Monitoring COVID-19 symptoms has become a critical task in controlling the spread of the virus and preventing hospitalizations. Aiming to contribute to efficient monitoring solutions, this article presents the development and testing of a wearable device capable of continuous monitoring biometric signals associated with the presence of COVID-19, such as the heart rate, the blood oxygen saturation, and the body temperature.

To ensure continuous monitoring the device is designed to be worn in the ear. Here, the temperature is measured through a non-contact infrared temperature sensor placed inside the ear canal while the heart rate and the pulse oximetry signals are monitored through a photoplethysmography reflective sensor positioned at the earlobe.
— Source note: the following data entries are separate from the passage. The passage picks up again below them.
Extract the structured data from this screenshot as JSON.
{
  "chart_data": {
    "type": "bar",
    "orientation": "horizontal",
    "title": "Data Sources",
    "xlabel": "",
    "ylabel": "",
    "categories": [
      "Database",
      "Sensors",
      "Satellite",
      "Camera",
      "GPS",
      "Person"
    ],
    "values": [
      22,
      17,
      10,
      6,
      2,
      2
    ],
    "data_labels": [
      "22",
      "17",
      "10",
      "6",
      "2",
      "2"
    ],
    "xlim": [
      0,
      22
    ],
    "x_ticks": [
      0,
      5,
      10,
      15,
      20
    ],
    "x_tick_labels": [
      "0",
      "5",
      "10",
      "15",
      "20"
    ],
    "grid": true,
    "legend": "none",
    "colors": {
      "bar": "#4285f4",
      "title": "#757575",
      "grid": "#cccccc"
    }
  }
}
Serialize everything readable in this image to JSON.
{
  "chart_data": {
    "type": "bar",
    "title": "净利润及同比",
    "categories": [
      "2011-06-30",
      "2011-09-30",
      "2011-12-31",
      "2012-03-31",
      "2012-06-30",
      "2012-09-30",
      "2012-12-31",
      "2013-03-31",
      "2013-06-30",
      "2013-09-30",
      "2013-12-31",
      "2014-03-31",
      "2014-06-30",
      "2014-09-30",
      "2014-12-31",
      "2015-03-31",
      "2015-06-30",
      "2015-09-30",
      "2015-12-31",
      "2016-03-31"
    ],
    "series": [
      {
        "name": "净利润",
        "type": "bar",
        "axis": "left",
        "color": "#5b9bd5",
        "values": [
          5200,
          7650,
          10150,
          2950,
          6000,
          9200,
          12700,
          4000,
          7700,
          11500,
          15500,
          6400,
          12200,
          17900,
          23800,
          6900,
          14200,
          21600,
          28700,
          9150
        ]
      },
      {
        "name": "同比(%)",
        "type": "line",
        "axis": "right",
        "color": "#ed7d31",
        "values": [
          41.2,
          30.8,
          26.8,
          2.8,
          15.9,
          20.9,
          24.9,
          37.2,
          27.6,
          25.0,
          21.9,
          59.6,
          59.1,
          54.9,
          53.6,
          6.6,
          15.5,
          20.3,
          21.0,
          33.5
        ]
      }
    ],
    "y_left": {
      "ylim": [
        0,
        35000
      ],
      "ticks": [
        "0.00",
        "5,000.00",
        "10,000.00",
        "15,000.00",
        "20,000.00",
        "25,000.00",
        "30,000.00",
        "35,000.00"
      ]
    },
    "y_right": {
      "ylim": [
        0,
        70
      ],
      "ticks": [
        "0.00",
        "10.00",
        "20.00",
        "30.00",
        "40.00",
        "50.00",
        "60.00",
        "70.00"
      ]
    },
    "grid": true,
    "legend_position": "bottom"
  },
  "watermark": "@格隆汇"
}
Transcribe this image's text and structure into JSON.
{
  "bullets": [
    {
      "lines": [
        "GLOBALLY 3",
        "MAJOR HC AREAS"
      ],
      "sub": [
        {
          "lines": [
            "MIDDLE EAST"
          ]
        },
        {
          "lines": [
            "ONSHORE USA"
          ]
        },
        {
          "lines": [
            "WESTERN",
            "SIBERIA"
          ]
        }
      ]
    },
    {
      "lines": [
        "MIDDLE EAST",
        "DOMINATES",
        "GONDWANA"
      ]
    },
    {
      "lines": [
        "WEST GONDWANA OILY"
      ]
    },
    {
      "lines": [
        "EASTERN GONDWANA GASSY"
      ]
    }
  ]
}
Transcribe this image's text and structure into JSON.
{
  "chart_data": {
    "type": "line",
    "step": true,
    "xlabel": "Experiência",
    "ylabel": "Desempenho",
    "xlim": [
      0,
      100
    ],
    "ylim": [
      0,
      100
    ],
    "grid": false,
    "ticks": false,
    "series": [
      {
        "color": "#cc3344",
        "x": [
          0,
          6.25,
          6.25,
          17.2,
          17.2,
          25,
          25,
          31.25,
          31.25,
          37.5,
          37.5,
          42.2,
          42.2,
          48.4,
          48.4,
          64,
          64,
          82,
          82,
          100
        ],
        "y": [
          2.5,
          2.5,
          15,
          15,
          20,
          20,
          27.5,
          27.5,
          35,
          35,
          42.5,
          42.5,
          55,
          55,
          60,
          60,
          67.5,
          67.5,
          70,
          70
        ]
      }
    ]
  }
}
The proposed device's performance was evaluated by comparing it against a medical certified station. Usability and ergonomics were assessed through users' questionnaires. Additionally, experiments were performed to evaluate the hearing loss when the proposed device is in use. Data was acquired from 30 individuals of different sex, aged between 20 and 43 years old. In relation to usability and ergonomics the variation in ear dimensions was accessed and related to the device's comfort limitations.

The temperature measurement produced a moderate correlation (R=0.42), despite a higher standard deviation was found in the proposed solution. This is due to the limited variability in temperature data, creating a short measuring range, as only healthy people were tested. The heart rate measurement also showed good correlation (R=0.96), with the proposed solution showing good repeatability with a standard deviation of 6.06 BPM, however, the SpO2 measurement was suboptimal (R=0.14).

The ergonomic evaluation revealed that most participants found the device shape comfortable, but some found the dimensions not adequate.

Additionally, the device was found to be user-friendly, with most participants reporting that they found it to be intuitive, and none reported a major loss in hearing in a normal conversation, however, there's a negligible loss of approximately 0.56 dB.

During this study, it was possible to develop and evaluate a wearable device that was suggested for monitoring biometric signals. The device demonstrated great reliability in temperature and heart rate measurement but showed limitations in the accuracy of pulse oximetry. The main contribution of this work is the evaluation of a continuous non-invasive monitoring concept for COVID-19 related biometric signals, which indicates good applicability in the case study.